Carillon de louanges

Après avoir consacré une partie de sa carrière à l’électrochimie, Jean Lessard revint dans les années 2000 à la chimie radicalaire. Son objectif était de découvrir de nouvelles structures de radicaux qui pouvaient être réactives. Après la précision de plusieurs modèles, une réaction se produisit, mais ce n’était pas ce que le chercheur voulait alors il la mit de côté et même l’oublia. Quelque temps plus tard, la réaction se reproduisit après de nouveaux essais et c’est à ce moment qu’une petite cloche se fit sonner quelque part et fit réaliser à Jean Lessard ce qui suit : une nouvelle réaction venait d’être découverte!

«On est quand même conditionné quand on fait des travaux, explique le scientifique. “Think outside the box”, c’est ce qu’il faut faire souvent pour se rendre compte de ce qu’il y a devant nous.»
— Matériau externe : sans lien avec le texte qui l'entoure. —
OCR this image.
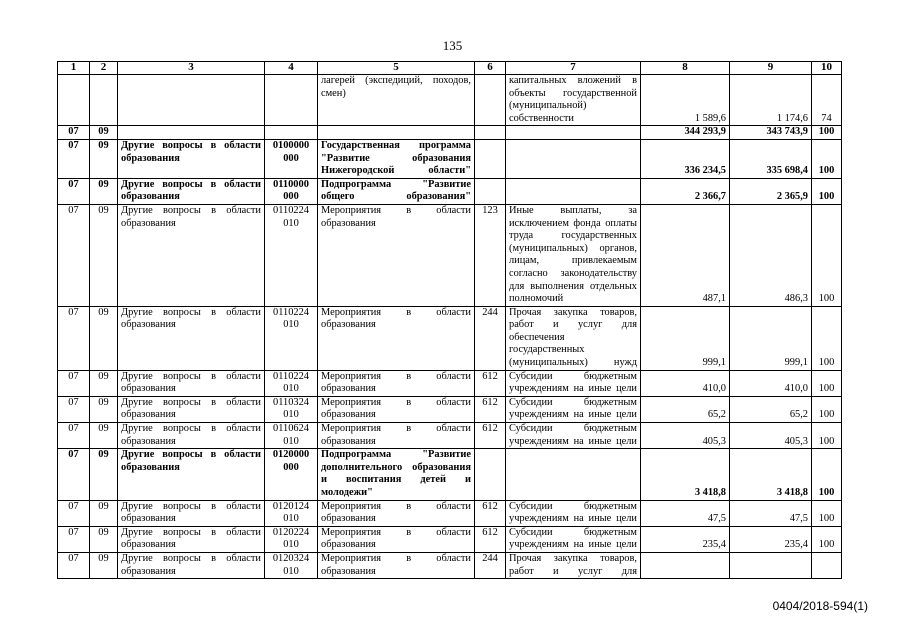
135
1	2	3	4	5	6	7	8	9	10
				лагерей (экспедиций, походов, смен)		капитальных вложений в объекты государственной (муниципальной) собственности	1 589,6	1 174,6	74
07	09						344 293,9	343 743,9	100
07	09	Другие вопросы в области образования	0100000 000	Государственная программа "Развитие образования Нижегородской области"			336 234,5	335 698,4	100
07	09	Другие вопросы в области образования	0110000 000	Подпрограмма "Развитие общего образования"			2 366,7	2 365,9	100
07	09	Другие вопросы в области образования	0110224 010	Мероприятия в области образования	123	Иные выплаты, за исключением фонда оплаты труда государственных (муниципальных) органов, лицам, привлекаемым согласно законодательству для выполнения отдельных полномочий	487,1	486,3	100
07	09	Другие вопросы в области образования	0110224 010	Мероприятия в области образования	244	Прочая закупка товаров, работ и услуг для обеспечения государственных (муниципальных) нужд	999,1	999,1	100
07	09	Другие вопросы в области образования	0110224 010	Мероприятия в области образования	612	Субсидии бюджетным учреждениям на иные цели	410,0	410,0	100
07	09	Другие вопросы в области образования	0110324 010	Мероприятия в области образования	612	Субсидии бюджетным учреждениям на иные цели	65,2	65,2	100
07	09	Другие вопросы в области образования	0110624 010	Мероприятия в области образования	612	Субсидии бюджетным учреждениям на иные цели	405,3	405,3	100
07	09	Другие вопросы в области образования	0120000 000	Подпрограмма "Развитие дополнительного образования и воспитания детей и молодежи"			3 418,8	3 418,8	100
07	09	Другие вопросы в области образования	0120124 010	Мероприятия в области образования	612	Субсидии бюджетным учреждениям на иные цели	47,5	47,5	100
07	09	Другие вопросы в области образования	0120224 010	Мероприятия в области образования	612	Субсидии бюджетным учреждениям на иные цели	235,4	235,4	100
07	09	Другие вопросы в области образования	0120324 010	Мероприятия в области образования	244	Прочая закупка товаров, работ и услуг для			
0404/2018-594(1)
Une autre distinction surprit Jean Lessard en 2004. Cette fois, personne n’avait construit de dossier pour le proposer comme candidat. Il reçut un appel à son bureau disant qu’il est le récipiendaire du Murray Raney Award de la Organic Reactions Catalysis Society, qui est attribué tous les deux ans. Un prix de cette ampleur, ça se prend bien en fin de carrière, non?
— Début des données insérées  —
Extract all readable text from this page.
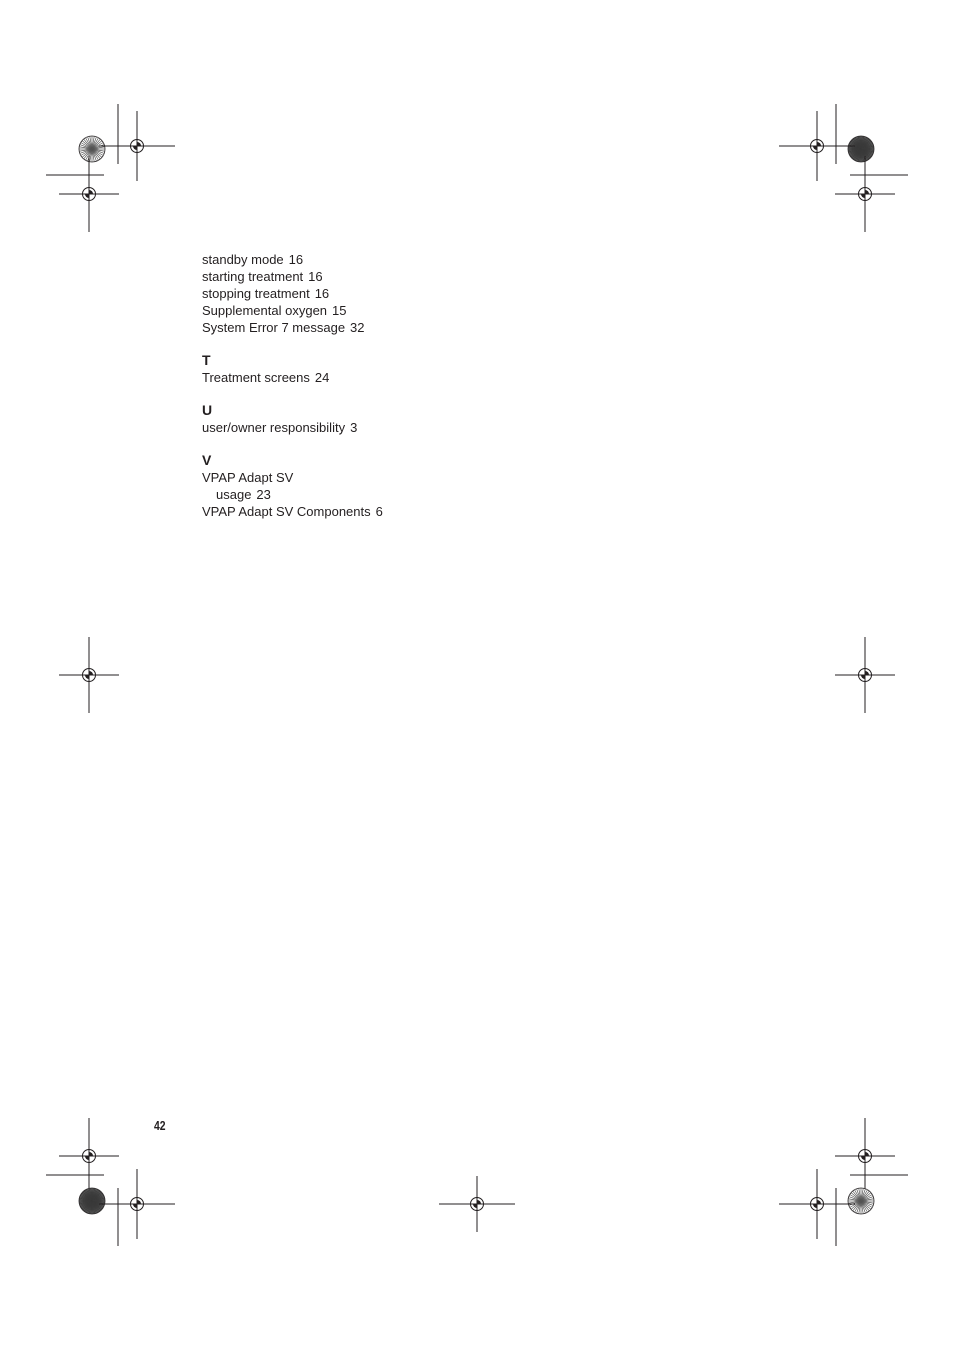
standby mode 16
starting treatment 16
stopping treatment 16
Supplemental oxygen 15
System Error 7 message 32
T
Treatment screens 24
U
user/owner responsibility 3
V
VPAP Adapt SV
usage 23
VPAP Adapt SV Components 6
42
En 2008, le professeur émérite a pris sa retraite officielle de l’enseignement, mais, encore aujourd’hui, il supervise des travaux d’étudiants au doctorat quatre jours par semaine à l’Université. De plus, il a participé à la rédaction d’un ouvrage scientifique et d’une encyclopédie sur le sujet de l’électrochimie. Actuellement, il travaille sur un article de revue portant sur l’hydrogénation électrocatalytique. À ce rythme, Jean Lessard ne délaissera pas sa passion de sitôt!